A never- ending source of contention between my wife and I. She insists that she can check groceries out faster than an employee, and I'm of the opinion that self- serve checkouts result in job losses.

The rub is that they charge ten cents per bag unless you bring your own reusable bags- which we have. During the pandemic some of the stores got pissy about packing groceries in customer owned bags: essentially all the clerks did was scan and hand over a receipt. We eventually found the stores where this is no longer an issue.
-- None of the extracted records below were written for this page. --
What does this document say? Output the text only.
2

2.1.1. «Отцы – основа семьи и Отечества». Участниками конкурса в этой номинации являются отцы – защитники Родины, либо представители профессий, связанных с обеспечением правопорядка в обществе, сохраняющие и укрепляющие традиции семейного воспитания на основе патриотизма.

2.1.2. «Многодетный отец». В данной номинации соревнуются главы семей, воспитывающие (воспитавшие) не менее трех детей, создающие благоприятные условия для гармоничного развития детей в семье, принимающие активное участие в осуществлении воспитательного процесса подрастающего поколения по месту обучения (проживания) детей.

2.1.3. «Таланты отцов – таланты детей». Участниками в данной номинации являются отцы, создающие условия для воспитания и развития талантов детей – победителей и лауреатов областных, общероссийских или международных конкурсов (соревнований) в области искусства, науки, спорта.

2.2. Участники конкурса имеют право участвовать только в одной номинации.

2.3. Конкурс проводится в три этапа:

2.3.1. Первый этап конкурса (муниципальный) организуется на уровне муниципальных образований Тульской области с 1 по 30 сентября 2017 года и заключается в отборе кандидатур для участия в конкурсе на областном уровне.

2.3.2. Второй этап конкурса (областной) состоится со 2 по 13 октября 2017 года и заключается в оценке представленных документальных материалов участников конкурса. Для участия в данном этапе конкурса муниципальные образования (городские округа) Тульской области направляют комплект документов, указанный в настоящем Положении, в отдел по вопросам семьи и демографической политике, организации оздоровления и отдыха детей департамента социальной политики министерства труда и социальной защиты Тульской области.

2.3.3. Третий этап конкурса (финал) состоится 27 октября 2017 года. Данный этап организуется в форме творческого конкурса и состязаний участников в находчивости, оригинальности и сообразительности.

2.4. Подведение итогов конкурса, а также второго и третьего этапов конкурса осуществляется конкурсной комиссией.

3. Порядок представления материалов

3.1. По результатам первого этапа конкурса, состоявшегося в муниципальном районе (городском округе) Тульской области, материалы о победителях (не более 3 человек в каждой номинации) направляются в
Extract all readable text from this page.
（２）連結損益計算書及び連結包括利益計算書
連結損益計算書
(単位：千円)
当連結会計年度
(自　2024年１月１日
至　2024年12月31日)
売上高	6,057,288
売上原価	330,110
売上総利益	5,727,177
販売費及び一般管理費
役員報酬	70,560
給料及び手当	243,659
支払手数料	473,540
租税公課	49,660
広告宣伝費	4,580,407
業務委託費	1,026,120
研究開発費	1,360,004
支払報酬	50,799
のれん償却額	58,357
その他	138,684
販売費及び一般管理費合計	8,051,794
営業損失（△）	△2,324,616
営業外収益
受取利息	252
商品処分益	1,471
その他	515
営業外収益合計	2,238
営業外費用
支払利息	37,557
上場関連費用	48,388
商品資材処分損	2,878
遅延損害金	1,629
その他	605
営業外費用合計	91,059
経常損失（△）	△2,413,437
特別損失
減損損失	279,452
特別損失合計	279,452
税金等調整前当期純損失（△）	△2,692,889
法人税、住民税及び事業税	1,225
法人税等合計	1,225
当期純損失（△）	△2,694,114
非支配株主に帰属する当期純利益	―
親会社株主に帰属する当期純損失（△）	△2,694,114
I don't know that any supermarket over here has ever bagged for the customer. Sainsburys claimed they did in an ad a few years ago, but not my experience locally... It's amazing how much it has changed, though. I remember back in the seventies/eighties waiting in a queue with the parents *forever* as each item was individually entered into the til. You took one trolley up to the til, stuff went over the belt, got checked, and then into another trolley at the other end - then you pushed that to a shelf where you stood and packed it all. Now you bag as they scan - so much faster. For a while when they started charging for bags here, I had to buy one every time as I always forgot: I've had so many 'bags for life' I must be practically as immortal as those plastics... Once into the habit, though, it barely registers. The only hassle is now we have so many fewer carrier bags coming in from the groceries, I have to buy my own binliners.